L’upgrade fondamentale per il tuo Suono. 
La Musica come l’hai sempre voluta sentire.

2 – Il trattamento acustico in ambito Hi-Fi e Home Theatre

Trattare una sala Hi-Fi è davvero facile, ma trattarla bene, quella è un’altra faccenda. L’esperienza maturata nel corso degli anni ci ha portato a pensare seriamente ad una cosa: in ambito Hi-Fi bisogna prendere le regole e dimenticarle.

Tra tutto quello che possiamo prevedere, calcolare, analizzare e progettare per la vostra sala c’è una cosa che è la più importante di tutte e che le supera tutte sempre e comunque: l’Emozione e, insieme a lei, il vostro gusto musicale personale.

Una sala Hi-Fi, che sia un ambiente super dedicato oppure un angolo del soggiorno di casa, è sempre un luogo nel quale vogliamo rilassarci e perderci nei paradisi dei suoni che amiamo.

Se ad una persona piace da impazzire un suono, state certi che a qualcun altro non piacerà per niente. E’ il bello della musica e ciò che permette, con nostra grande fortuna, la varietà di stili che musicisti e fonici sono riusciti ad offrirci finora.

Avendo cura di rispettare in modo assoluto questo aspetto, sappiamo che l’occhio deve per forza essere anch’esso coccolato per farci stare bene.

Per questo è importante correggere il nostro Suono con i prodotti più performanti possibile, sia nel domare e dare corpo alle basse frequenze che nel diffondere e dare spaziosità alle medie e alle alte frequenze, in modo che possano integrarsi nello spazio che possiamo dedicare a loro non importa che siano due o venti elementi.

Il nostro background è il mondo della musica professionale e per quel mondo (ultra-esigente come tutte le professioni super-specializzate) abbiamo realizzato dei prodotti che potessero avere assorbimenti in bassa e mediobassa frequenza estremi, perchè serviva a noi per primi.
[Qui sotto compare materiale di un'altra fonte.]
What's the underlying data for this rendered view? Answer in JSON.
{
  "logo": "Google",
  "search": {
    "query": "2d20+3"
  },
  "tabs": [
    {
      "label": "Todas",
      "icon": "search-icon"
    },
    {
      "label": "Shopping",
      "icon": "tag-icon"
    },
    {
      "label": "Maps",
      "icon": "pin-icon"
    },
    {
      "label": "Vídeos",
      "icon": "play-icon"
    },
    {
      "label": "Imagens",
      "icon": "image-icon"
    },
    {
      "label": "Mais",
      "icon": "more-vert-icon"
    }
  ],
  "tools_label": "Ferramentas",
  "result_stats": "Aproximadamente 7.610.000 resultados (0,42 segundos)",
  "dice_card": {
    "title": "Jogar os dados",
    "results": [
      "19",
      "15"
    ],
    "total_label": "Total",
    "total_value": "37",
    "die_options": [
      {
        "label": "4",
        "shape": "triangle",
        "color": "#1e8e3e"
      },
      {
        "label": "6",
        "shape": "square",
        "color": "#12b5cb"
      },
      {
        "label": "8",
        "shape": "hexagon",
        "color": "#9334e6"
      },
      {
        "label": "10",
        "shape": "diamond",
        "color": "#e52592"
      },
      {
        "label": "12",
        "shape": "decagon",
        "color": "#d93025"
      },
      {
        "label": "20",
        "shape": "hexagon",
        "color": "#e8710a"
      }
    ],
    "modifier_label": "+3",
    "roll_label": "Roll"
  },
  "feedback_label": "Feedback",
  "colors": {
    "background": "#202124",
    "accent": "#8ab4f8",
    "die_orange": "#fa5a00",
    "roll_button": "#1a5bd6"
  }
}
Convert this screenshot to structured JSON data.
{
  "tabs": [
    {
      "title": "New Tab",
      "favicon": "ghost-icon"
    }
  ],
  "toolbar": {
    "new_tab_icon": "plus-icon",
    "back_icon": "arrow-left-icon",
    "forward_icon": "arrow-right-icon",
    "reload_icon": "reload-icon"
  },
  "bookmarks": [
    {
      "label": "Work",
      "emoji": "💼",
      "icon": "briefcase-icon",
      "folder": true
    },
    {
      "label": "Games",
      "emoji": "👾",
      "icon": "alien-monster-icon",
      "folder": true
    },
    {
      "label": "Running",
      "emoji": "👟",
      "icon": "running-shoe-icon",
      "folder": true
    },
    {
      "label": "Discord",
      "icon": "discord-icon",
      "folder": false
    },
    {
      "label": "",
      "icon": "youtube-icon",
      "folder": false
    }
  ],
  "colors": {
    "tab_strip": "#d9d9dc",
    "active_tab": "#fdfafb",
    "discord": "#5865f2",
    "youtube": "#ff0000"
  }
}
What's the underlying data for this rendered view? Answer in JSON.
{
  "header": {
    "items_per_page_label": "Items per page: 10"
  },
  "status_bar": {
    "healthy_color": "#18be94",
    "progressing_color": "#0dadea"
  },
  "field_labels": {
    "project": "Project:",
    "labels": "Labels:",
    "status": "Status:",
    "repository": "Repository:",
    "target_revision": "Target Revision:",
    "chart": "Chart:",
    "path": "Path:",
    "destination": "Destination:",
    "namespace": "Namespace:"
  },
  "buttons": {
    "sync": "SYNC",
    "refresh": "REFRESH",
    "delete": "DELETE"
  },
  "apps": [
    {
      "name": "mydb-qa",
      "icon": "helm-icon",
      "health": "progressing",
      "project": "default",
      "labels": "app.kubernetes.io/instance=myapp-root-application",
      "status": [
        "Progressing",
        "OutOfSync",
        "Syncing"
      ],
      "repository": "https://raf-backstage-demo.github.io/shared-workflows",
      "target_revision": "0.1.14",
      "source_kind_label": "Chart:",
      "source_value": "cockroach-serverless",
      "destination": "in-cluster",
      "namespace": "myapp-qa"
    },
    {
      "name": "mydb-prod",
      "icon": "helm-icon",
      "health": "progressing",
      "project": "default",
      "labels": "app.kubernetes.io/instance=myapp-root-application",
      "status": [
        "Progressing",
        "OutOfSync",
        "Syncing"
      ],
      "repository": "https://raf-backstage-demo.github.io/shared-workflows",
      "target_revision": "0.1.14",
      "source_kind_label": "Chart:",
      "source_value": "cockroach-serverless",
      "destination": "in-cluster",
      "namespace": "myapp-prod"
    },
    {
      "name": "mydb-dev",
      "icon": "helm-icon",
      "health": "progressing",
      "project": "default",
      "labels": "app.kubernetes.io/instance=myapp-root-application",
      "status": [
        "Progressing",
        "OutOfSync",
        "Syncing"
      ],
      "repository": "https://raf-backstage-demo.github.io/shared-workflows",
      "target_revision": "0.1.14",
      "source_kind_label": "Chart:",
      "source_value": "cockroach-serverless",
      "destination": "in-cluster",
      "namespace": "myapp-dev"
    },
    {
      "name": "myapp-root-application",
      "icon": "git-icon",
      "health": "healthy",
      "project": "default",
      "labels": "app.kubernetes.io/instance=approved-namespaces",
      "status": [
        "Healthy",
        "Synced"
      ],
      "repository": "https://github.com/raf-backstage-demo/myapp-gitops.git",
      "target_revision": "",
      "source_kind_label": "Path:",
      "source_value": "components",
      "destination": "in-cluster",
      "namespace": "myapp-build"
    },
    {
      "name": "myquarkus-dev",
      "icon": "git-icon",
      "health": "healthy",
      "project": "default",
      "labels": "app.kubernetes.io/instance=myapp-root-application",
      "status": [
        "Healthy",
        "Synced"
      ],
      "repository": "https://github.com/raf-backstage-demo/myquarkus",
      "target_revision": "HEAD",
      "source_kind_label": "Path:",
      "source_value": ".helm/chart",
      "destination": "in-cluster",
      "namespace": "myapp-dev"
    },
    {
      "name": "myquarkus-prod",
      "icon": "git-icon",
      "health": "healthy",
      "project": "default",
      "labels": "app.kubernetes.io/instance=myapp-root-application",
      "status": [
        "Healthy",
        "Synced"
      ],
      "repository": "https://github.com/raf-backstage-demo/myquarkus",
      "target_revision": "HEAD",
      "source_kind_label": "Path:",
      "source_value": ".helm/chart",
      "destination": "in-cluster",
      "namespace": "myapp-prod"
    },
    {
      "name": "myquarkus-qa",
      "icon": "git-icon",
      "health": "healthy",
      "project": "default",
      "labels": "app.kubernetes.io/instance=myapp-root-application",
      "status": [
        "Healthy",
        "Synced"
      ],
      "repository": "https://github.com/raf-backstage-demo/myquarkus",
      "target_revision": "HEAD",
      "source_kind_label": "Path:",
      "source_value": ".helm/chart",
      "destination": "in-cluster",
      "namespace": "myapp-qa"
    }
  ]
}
Quando nel corso degli anni abbiamo analizzato la risposta in frequenza e i tempi di decadimento ottenuti con dispositivi utilizzati in ambito Hi-Fi tipo tube traps (i modelli più grandi e costosi) di alcuni appassionati, abbiamo notato con grande sorpresa che in bassa frequenza avevano un’efficacia pressoché nulla (potete vedere le analisi acustiche pre e post tube traps nella pagina dei test acustici). Ci siamo immediatamente resi conto, e ancor di più se confrontati con questi, che i nostri prodotti sono effettivamente a livelli altissimi di performance.

La sostituzione dei tube con le nostre bass traps, sentita subito “ad orecchio” ma successivamente confermata dalle analisi acustiche, ha portato a risultati completamente differenti in favore dell’estremo controllo in gamma bassa.
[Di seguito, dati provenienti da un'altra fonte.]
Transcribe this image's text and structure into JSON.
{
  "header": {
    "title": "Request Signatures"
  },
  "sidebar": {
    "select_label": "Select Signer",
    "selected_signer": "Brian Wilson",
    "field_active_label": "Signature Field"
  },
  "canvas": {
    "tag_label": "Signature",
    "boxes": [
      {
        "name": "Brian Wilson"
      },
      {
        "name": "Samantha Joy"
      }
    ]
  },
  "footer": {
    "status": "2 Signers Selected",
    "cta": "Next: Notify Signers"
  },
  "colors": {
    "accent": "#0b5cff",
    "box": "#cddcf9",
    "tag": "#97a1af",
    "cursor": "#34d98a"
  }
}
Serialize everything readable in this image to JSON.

Per arrivare a questi risultati, nello specifico delle sale HiFi, consigliamo sempre di scegliere la versione a membrana delle nostre bass traps in modo da assorbire maggiormente la bassa frequenza e mantenere diffusività sulle medie, oltre alla finitura con i nostri tessuti selezionati con le analisi e dal più severo dei giudici: il nostro orecchio.

Per ottenere il massimo delle possibilità e delle personalizzazioni acustiche anche sulle medie e alte frequenze, consigliamo la serie LowMaster con MagnetFusor in modo da poter “vestire” la propria sala con una abito realmente fatto su misura.
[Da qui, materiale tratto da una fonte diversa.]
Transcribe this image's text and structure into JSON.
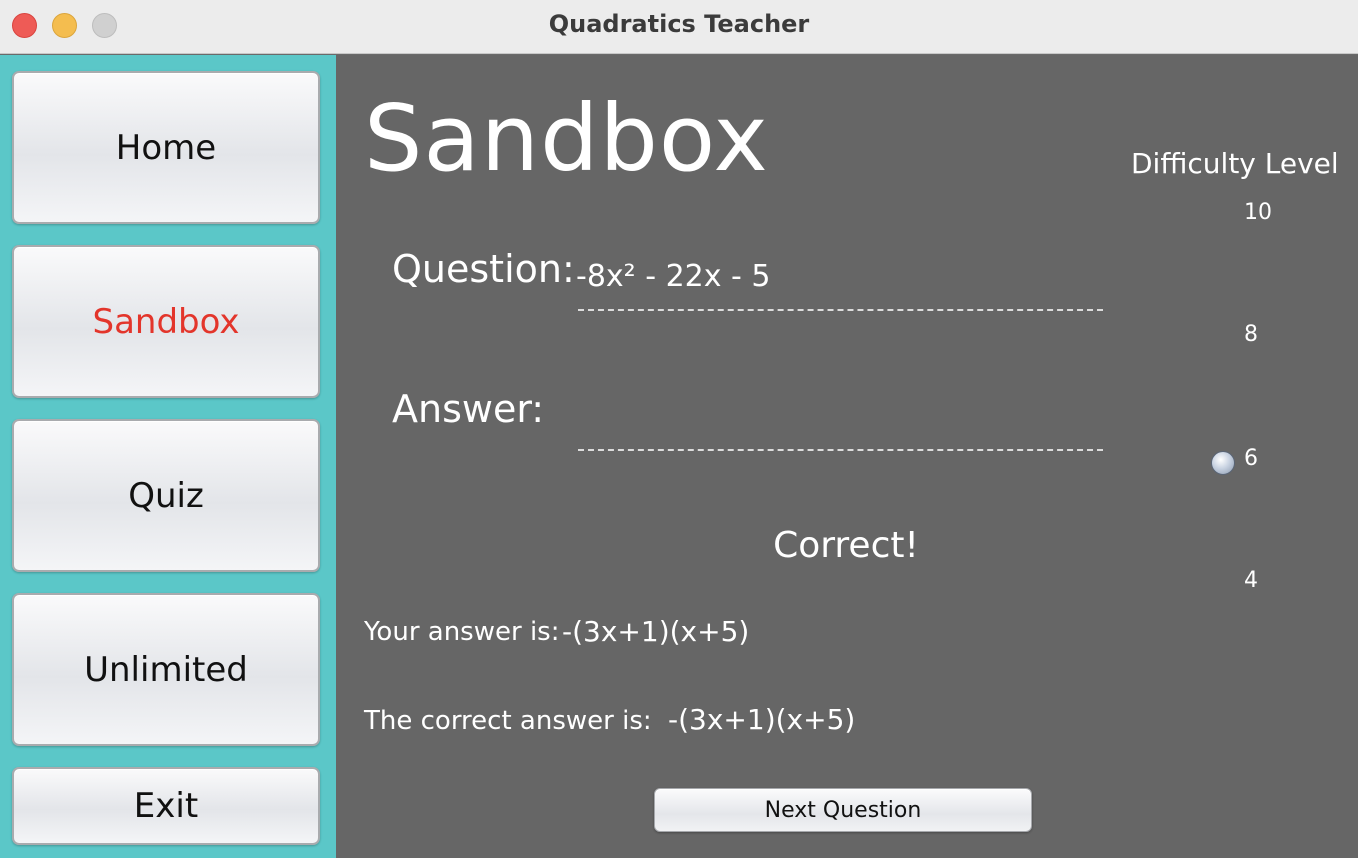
{
  "window": {
    "title": "Quadratics Teacher"
  },
  "sidebar": {
    "items": [
      {
        "label": "Home",
        "active": false
      },
      {
        "label": "Sandbox",
        "active": true
      },
      {
        "label": "Quiz",
        "active": false
      },
      {
        "label": "Unlimited",
        "active": false
      },
      {
        "label": "Exit",
        "active": false
      }
    ],
    "active_color": "#e3352b",
    "background": "#5bc7c8"
  },
  "main": {
    "page_title": "Sandbox",
    "question_label": "Question:",
    "question_text": "-8x² - 22x - 5",
    "answer_label": "Answer:",
    "answer_value": "",
    "result": "Correct!",
    "your_answer_label": "Your answer is:",
    "your_answer_value": "-(3x+1)(x+5)",
    "correct_answer_label": "The correct answer is:",
    "correct_answer_value": "-(3x+1)(x+5)",
    "next_button": "Next Question"
  },
  "difficulty": {
    "label": "Difficulty Level",
    "ticks": [
      "10",
      "8",
      "6",
      "4"
    ],
    "value": 6,
    "min": 4,
    "max": 10
  }
}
 Vediamo insieme alcuni casi specifici che sono le vie che possiamo intraprendere per trattare in nostro ambiente:

  • Trattamento acustico delle sale Hi-Fi e Home Theatre abitative non dedicate
  • Trattamento acustico delle sale Hi-Fi dedicate
  • Trattamento acustico delle sale Home Theatre dedicate

 

© Davide Perucchini 2015 – Riproduzione Vietata

2.1 - Trattamento acustico delle sale Hi-Fi e Home Theatre abitative non dedicate

La maggior parte degli appassionati ascolta la propria musica sul divano del salotto con il proprio impianto posizionato nello spazio disponibile, per esempio, tra il tavolo e il mobile tv. Questa non è una situazione negativa a priori.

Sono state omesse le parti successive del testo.